Washington * Sticks and stones may break his bones, but poor Mitch McConnell thinks words hurt him, too.

The Senate majority leader is distressed that people are calling him names. First there was "Moscow Mitch" (because he refuses to do anything significant to stop Russian interference in U.S. elections), and then there was "Massacre Mitch" and even "Murder Turtle" (because he refuses to take up gun-violence legislation despite massacre after massacre). At the risk of hurting the Kentucky Republican's tender feelings still further, I suggest another moniker: Muzzle Mitch.

McConnell, who styles himself a champion of free speech, has lately not been such a fan of free speech directed against him. The psychological boo-boos done to his thin skin have stirred him to hypocrisy.

On radio host (and Washington Post contributor) Hugh Hewitt's show this week, McConnell renewed his complaint that calling him Moscow Mitch is unacceptable -- "modern-day McCarthyism," he said. "You know, I can laugh about things like the Grim Reaper, but calling me Moscow Mitch is over the top."

Oh? McCarthyism, by definition, is a type of defamation using indiscriminate allegations based on unsubstantiated charges. But the allegations underlying Moscow Mitch are specific and well-substantiated. He has blocked virtually every meaningful bill to prevent a repeat of Russia's 2016 election interference. He led the effort to help a Russian oligarch's business evade sanctions, and when that business then made a substantial investment in Kentucky, former McConnell aides lobbied for it.

McConnell's view that the speech he dislikes is defamatory clashes with his professed First Amendment devotion. His money-is-speech argument has prevailed at the Supreme Court, causing the current flood of unlimited dark money in politics and the unparalleled vitriol it injected. He has, to his credit, defended flag burning, saying, "in this country we have a long tradition of respecting unpleasant speech." He also has championed free speech on the Senate floor.

"Hearing criticisms of one's beliefs and learning the beliefs of others is simply training for life in a democratic society," he said in June 2017. "It doesn't mean one has to agree with those opinions, but no one is served by trapping oneself and others in cocoons of ignorance. That is hardly the recipe for a free and informed society."

He and his aides have certainly asserted their own rights to make objectionable speech. Hours after the El Paso shooting in August, his campaign tweeted a photo of fake tombstones bearing the name of McConnell's Democratic Senate challenger Amy McGrath, among others. In another contemporaneous incident, young men (apparently volunteers) wearing "Team Mitch" campaign T-shirts posed in an Instagram photo groping and choking a cardboard cutout of Rep. Alexandria Ocasio-Cortez, D-N.Y.

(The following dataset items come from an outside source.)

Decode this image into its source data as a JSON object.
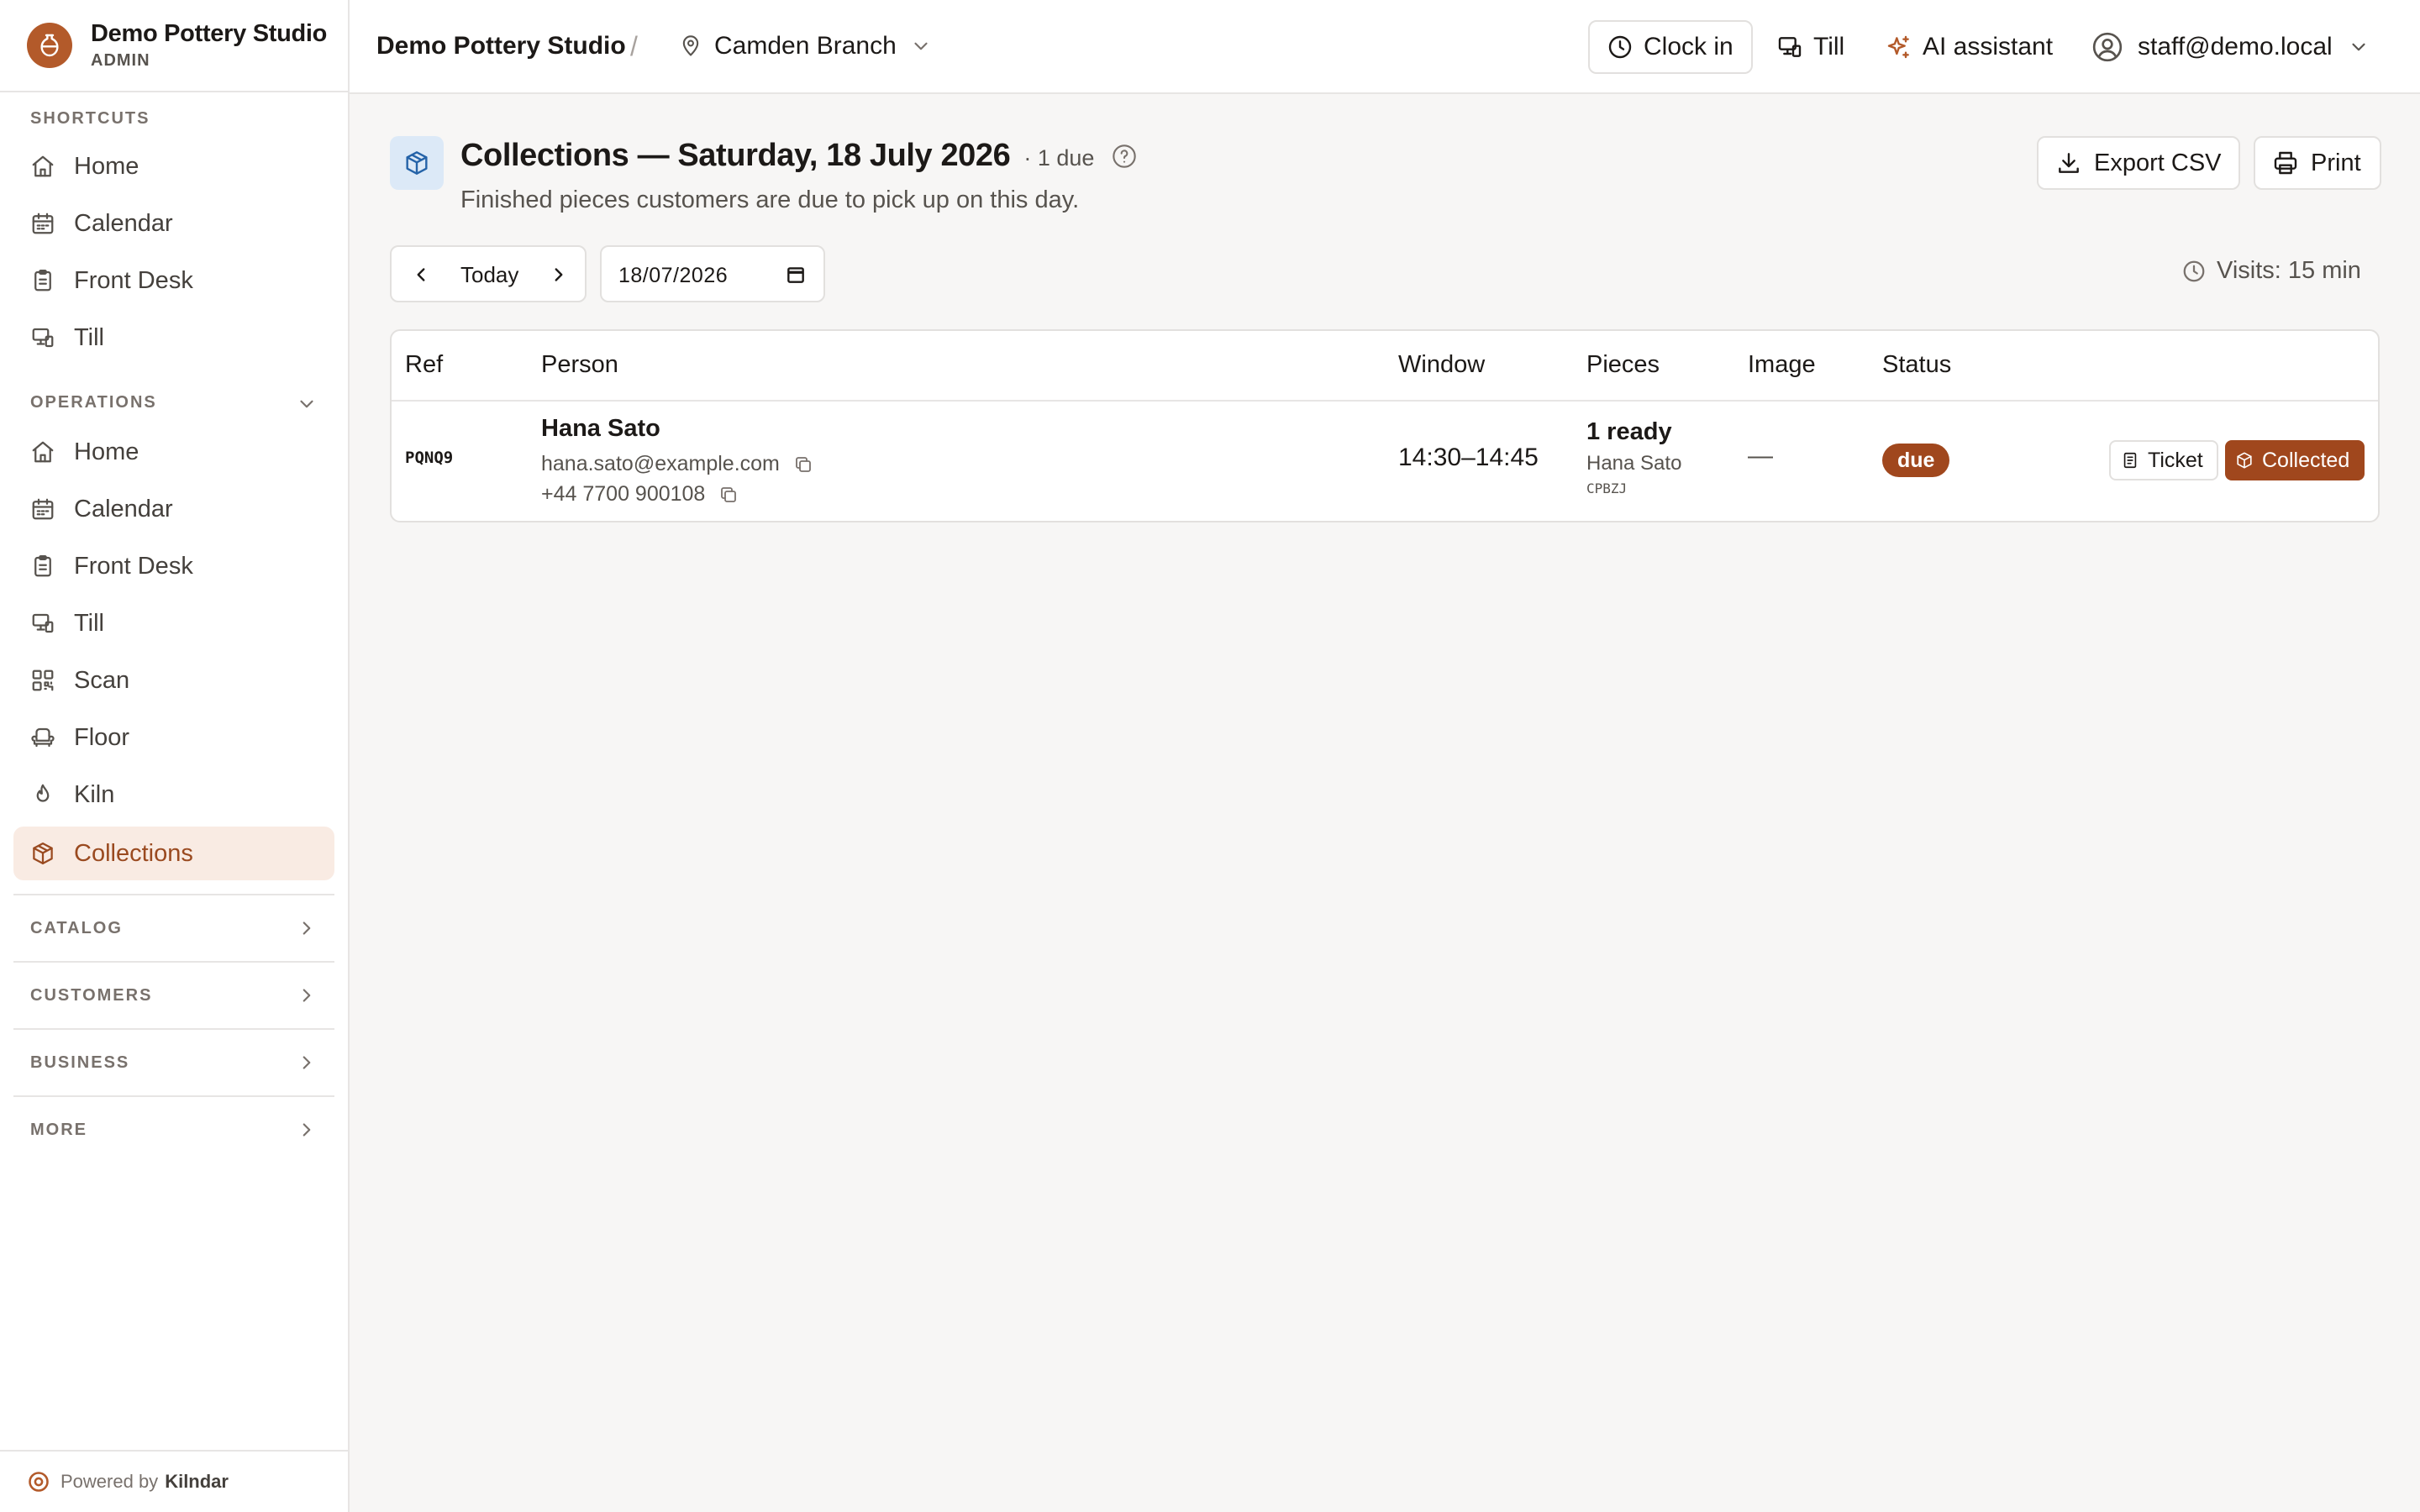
{
  "brand": {
    "name": "Demo Pottery Studio",
    "role": "ADMIN"
  },
  "sidebar": {
    "shortcuts_label": "SHORTCUTS",
    "shortcuts": [
      {
        "label": "Home",
        "icon": "home-icon"
      },
      {
        "label": "Calendar",
        "icon": "calendar-icon"
      },
      {
        "label": "Front Desk",
        "icon": "clipboard-icon"
      },
      {
        "label": "Till",
        "icon": "till-icon"
      }
    ],
    "operations_label": "OPERATIONS",
    "operations": [
      {
        "label": "Home",
        "icon": "home-icon"
      },
      {
        "label": "Calendar",
        "icon": "calendar-icon"
      },
      {
        "label": "Front Desk",
        "icon": "clipboard-icon"
      },
      {
        "label": "Till",
        "icon": "till-icon"
      },
      {
        "label": "Scan",
        "icon": "qr-code-icon"
      },
      {
        "label": "Floor",
        "icon": "armchair-icon"
      },
      {
        "label": "Kiln",
        "icon": "flame-icon"
      },
      {
        "label": "Collections",
        "icon": "package-icon",
        "active": true
      }
    ],
    "groups": [
      "CATALOG",
      "CUSTOMERS",
      "BUSINESS",
      "MORE"
    ],
    "powered_prefix": "Powered by",
    "powered_brand": "Kilndar"
  },
  "topbar": {
    "studio": "Demo Pottery Studio",
    "separator": "/",
    "branch": "Camden Branch",
    "clock_in": "Clock in",
    "till": "Till",
    "ai_assistant": "AI assistant",
    "user": "staff@demo.local"
  },
  "page": {
    "title": "Collections — Saturday, 18 July 2026",
    "due_count": "· 1 due",
    "subtitle": "Finished pieces customers are due to pick up on this day.",
    "export_label": "Export CSV",
    "print_label": "Print",
    "today_label": "Today",
    "date_value": "18/07/2026",
    "visits": "Visits: 15 min"
  },
  "table": {
    "columns": [
      "Ref",
      "Person",
      "Window",
      "Pieces",
      "Image",
      "Status"
    ],
    "rows": [
      {
        "ref": "PQNQ9",
        "name": "Hana Sato",
        "email": "hana.sato@example.com",
        "phone": "+44 7700 900108",
        "window": "14:30–14:45",
        "pieces_summary": "1 ready",
        "pieces_owner": "Hana Sato",
        "pieces_code": "CPBZJ",
        "image": "—",
        "status": "due",
        "ticket_label": "Ticket",
        "collected_label": "Collected"
      }
    ]
  },
  "colors": {
    "accent": "#a0471d",
    "active_bg": "#f9ebe3",
    "page_icon_bg": "#dce9f7"
  }
}
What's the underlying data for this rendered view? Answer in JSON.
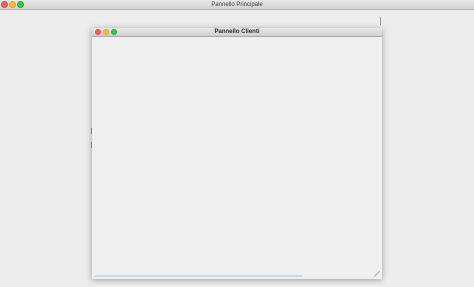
{
  "main_window": {
    "title": "Pannello Principale"
  },
  "child_window": {
    "title": "Pannello Clienti"
  },
  "colors": {
    "desktop_bg": "#ececec",
    "close": "#fc605c",
    "minimize": "#fdbc40",
    "zoom": "#34c84a"
  }
}
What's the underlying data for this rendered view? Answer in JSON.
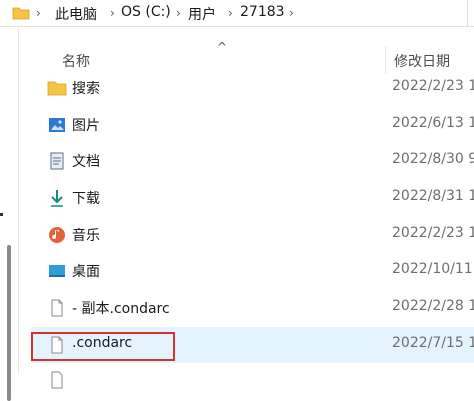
{
  "breadcrumb": {
    "segments": [
      "此电脑",
      "OS (C:)",
      "用户",
      "27183"
    ],
    "separator": "›"
  },
  "columns": {
    "name": "名称",
    "date_modified": "修改日期",
    "sort_indicator": "^"
  },
  "files": [
    {
      "name": "搜索",
      "date": "2022/2/23 1",
      "icon": "search-folder-icon"
    },
    {
      "name": "图片",
      "date": "2022/6/13 1",
      "icon": "pictures-icon"
    },
    {
      "name": "文档",
      "date": "2022/8/30 9",
      "icon": "documents-icon"
    },
    {
      "name": "下载",
      "date": "2022/8/31 1",
      "icon": "downloads-icon"
    },
    {
      "name": "音乐",
      "date": "2022/2/23 1",
      "icon": "music-icon"
    },
    {
      "name": "桌面",
      "date": "2022/10/11",
      "icon": "desktop-icon"
    },
    {
      "name": "- 副本.condarc",
      "date": "2022/2/28 1",
      "icon": "file-icon"
    },
    {
      "name": ".condarc",
      "date": "2022/7/15 1",
      "icon": "file-icon",
      "selected": true
    }
  ],
  "colors": {
    "selected_row": "#e5f3ff",
    "highlight_box": "#d0342c",
    "folder_yellow": "#f6c343"
  }
}
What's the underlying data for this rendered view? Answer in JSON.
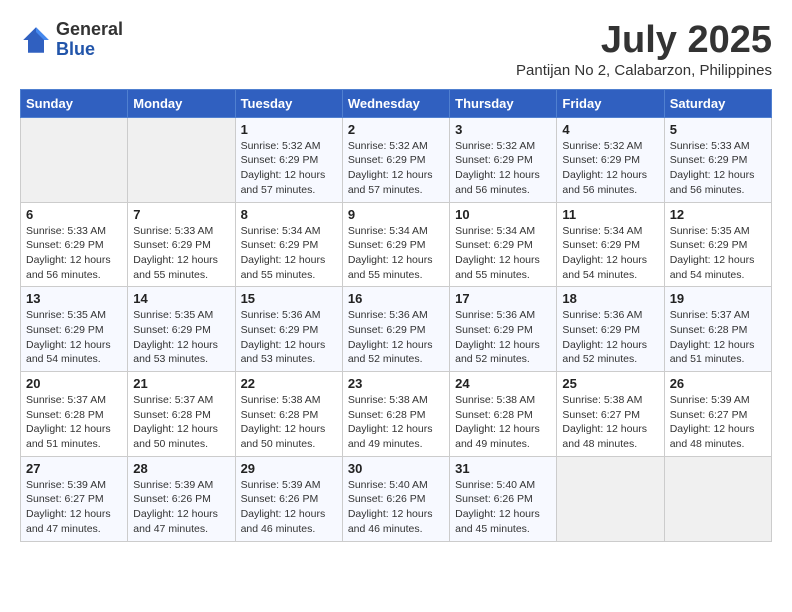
{
  "header": {
    "logo_general": "General",
    "logo_blue": "Blue",
    "month_title": "July 2025",
    "location": "Pantijan No 2, Calabarzon, Philippines"
  },
  "days_of_week": [
    "Sunday",
    "Monday",
    "Tuesday",
    "Wednesday",
    "Thursday",
    "Friday",
    "Saturday"
  ],
  "weeks": [
    [
      {
        "day": "",
        "info": ""
      },
      {
        "day": "",
        "info": ""
      },
      {
        "day": "1",
        "info": "Sunrise: 5:32 AM\nSunset: 6:29 PM\nDaylight: 12 hours and 57 minutes."
      },
      {
        "day": "2",
        "info": "Sunrise: 5:32 AM\nSunset: 6:29 PM\nDaylight: 12 hours and 57 minutes."
      },
      {
        "day": "3",
        "info": "Sunrise: 5:32 AM\nSunset: 6:29 PM\nDaylight: 12 hours and 56 minutes."
      },
      {
        "day": "4",
        "info": "Sunrise: 5:32 AM\nSunset: 6:29 PM\nDaylight: 12 hours and 56 minutes."
      },
      {
        "day": "5",
        "info": "Sunrise: 5:33 AM\nSunset: 6:29 PM\nDaylight: 12 hours and 56 minutes."
      }
    ],
    [
      {
        "day": "6",
        "info": "Sunrise: 5:33 AM\nSunset: 6:29 PM\nDaylight: 12 hours and 56 minutes."
      },
      {
        "day": "7",
        "info": "Sunrise: 5:33 AM\nSunset: 6:29 PM\nDaylight: 12 hours and 55 minutes."
      },
      {
        "day": "8",
        "info": "Sunrise: 5:34 AM\nSunset: 6:29 PM\nDaylight: 12 hours and 55 minutes."
      },
      {
        "day": "9",
        "info": "Sunrise: 5:34 AM\nSunset: 6:29 PM\nDaylight: 12 hours and 55 minutes."
      },
      {
        "day": "10",
        "info": "Sunrise: 5:34 AM\nSunset: 6:29 PM\nDaylight: 12 hours and 55 minutes."
      },
      {
        "day": "11",
        "info": "Sunrise: 5:34 AM\nSunset: 6:29 PM\nDaylight: 12 hours and 54 minutes."
      },
      {
        "day": "12",
        "info": "Sunrise: 5:35 AM\nSunset: 6:29 PM\nDaylight: 12 hours and 54 minutes."
      }
    ],
    [
      {
        "day": "13",
        "info": "Sunrise: 5:35 AM\nSunset: 6:29 PM\nDaylight: 12 hours and 54 minutes."
      },
      {
        "day": "14",
        "info": "Sunrise: 5:35 AM\nSunset: 6:29 PM\nDaylight: 12 hours and 53 minutes."
      },
      {
        "day": "15",
        "info": "Sunrise: 5:36 AM\nSunset: 6:29 PM\nDaylight: 12 hours and 53 minutes."
      },
      {
        "day": "16",
        "info": "Sunrise: 5:36 AM\nSunset: 6:29 PM\nDaylight: 12 hours and 52 minutes."
      },
      {
        "day": "17",
        "info": "Sunrise: 5:36 AM\nSunset: 6:29 PM\nDaylight: 12 hours and 52 minutes."
      },
      {
        "day": "18",
        "info": "Sunrise: 5:36 AM\nSunset: 6:29 PM\nDaylight: 12 hours and 52 minutes."
      },
      {
        "day": "19",
        "info": "Sunrise: 5:37 AM\nSunset: 6:28 PM\nDaylight: 12 hours and 51 minutes."
      }
    ],
    [
      {
        "day": "20",
        "info": "Sunrise: 5:37 AM\nSunset: 6:28 PM\nDaylight: 12 hours and 51 minutes."
      },
      {
        "day": "21",
        "info": "Sunrise: 5:37 AM\nSunset: 6:28 PM\nDaylight: 12 hours and 50 minutes."
      },
      {
        "day": "22",
        "info": "Sunrise: 5:38 AM\nSunset: 6:28 PM\nDaylight: 12 hours and 50 minutes."
      },
      {
        "day": "23",
        "info": "Sunrise: 5:38 AM\nSunset: 6:28 PM\nDaylight: 12 hours and 49 minutes."
      },
      {
        "day": "24",
        "info": "Sunrise: 5:38 AM\nSunset: 6:28 PM\nDaylight: 12 hours and 49 minutes."
      },
      {
        "day": "25",
        "info": "Sunrise: 5:38 AM\nSunset: 6:27 PM\nDaylight: 12 hours and 48 minutes."
      },
      {
        "day": "26",
        "info": "Sunrise: 5:39 AM\nSunset: 6:27 PM\nDaylight: 12 hours and 48 minutes."
      }
    ],
    [
      {
        "day": "27",
        "info": "Sunrise: 5:39 AM\nSunset: 6:27 PM\nDaylight: 12 hours and 47 minutes."
      },
      {
        "day": "28",
        "info": "Sunrise: 5:39 AM\nSunset: 6:26 PM\nDaylight: 12 hours and 47 minutes."
      },
      {
        "day": "29",
        "info": "Sunrise: 5:39 AM\nSunset: 6:26 PM\nDaylight: 12 hours and 46 minutes."
      },
      {
        "day": "30",
        "info": "Sunrise: 5:40 AM\nSunset: 6:26 PM\nDaylight: 12 hours and 46 minutes."
      },
      {
        "day": "31",
        "info": "Sunrise: 5:40 AM\nSunset: 6:26 PM\nDaylight: 12 hours and 45 minutes."
      },
      {
        "day": "",
        "info": ""
      },
      {
        "day": "",
        "info": ""
      }
    ]
  ]
}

McConnell's campaign brushed off both, saying the tombstones were a light-hearted homage to a cartoon, and the young men were not campaign staff.

But Team Mitch takes a less tolerant view of speech directed at him. In July, McConnell delivered a tirade on the Senate floor denouncing criticism of him (by me and others) as a threat to America's survival.

In August, when I detailed McConnell's role in helping Russian interests escape sanctions, his former campaign manager (and still informal adviser) Josh Holmes proposed that McConnell file "a defamation suit" against me, adding: "This guy deserves to lose his job and the Post should pay a price."

And when 25 anti-gun-violence demonstrators protested outside McConnell's Louisville home in August, McConnell's campaign said these were "serious calls to physical violence, and we've alerted law enforcement." But Louisville police told the New York Post the group was "protesting peacefully."

Examples of threats, taken from expletive-laden Facebook Live footage, included signs saying "F -- YOU MURDER TURTLE" and a woman who encouraged somebody to stab a hypothetical voodoo doll representing McConnell in the heart.

Talk of violence against public officials (and journalists) is disgusting, albeit commonplace these days, and I deplore the vulgar speech outside his residence. But this sounds more like the "unpleasant" but protected speech McConnell once defended than the criminal "actual threats" McConnell's team claimed. (Ironically, a McConnell campaign tweet showing demonstration footage caused Twitter to make the dubious call to block the campaign's account.)

Congress returns next week, and McConnell will again do his muzzling thing. He has served notice that he will squelch debate on any gun-related proposal unless President Trump supports it. "If the president is in favor," he told Hewitt, "I'll put it on the floor."

No alternative ideas will be considered. Thus spake Muzzle Mitch.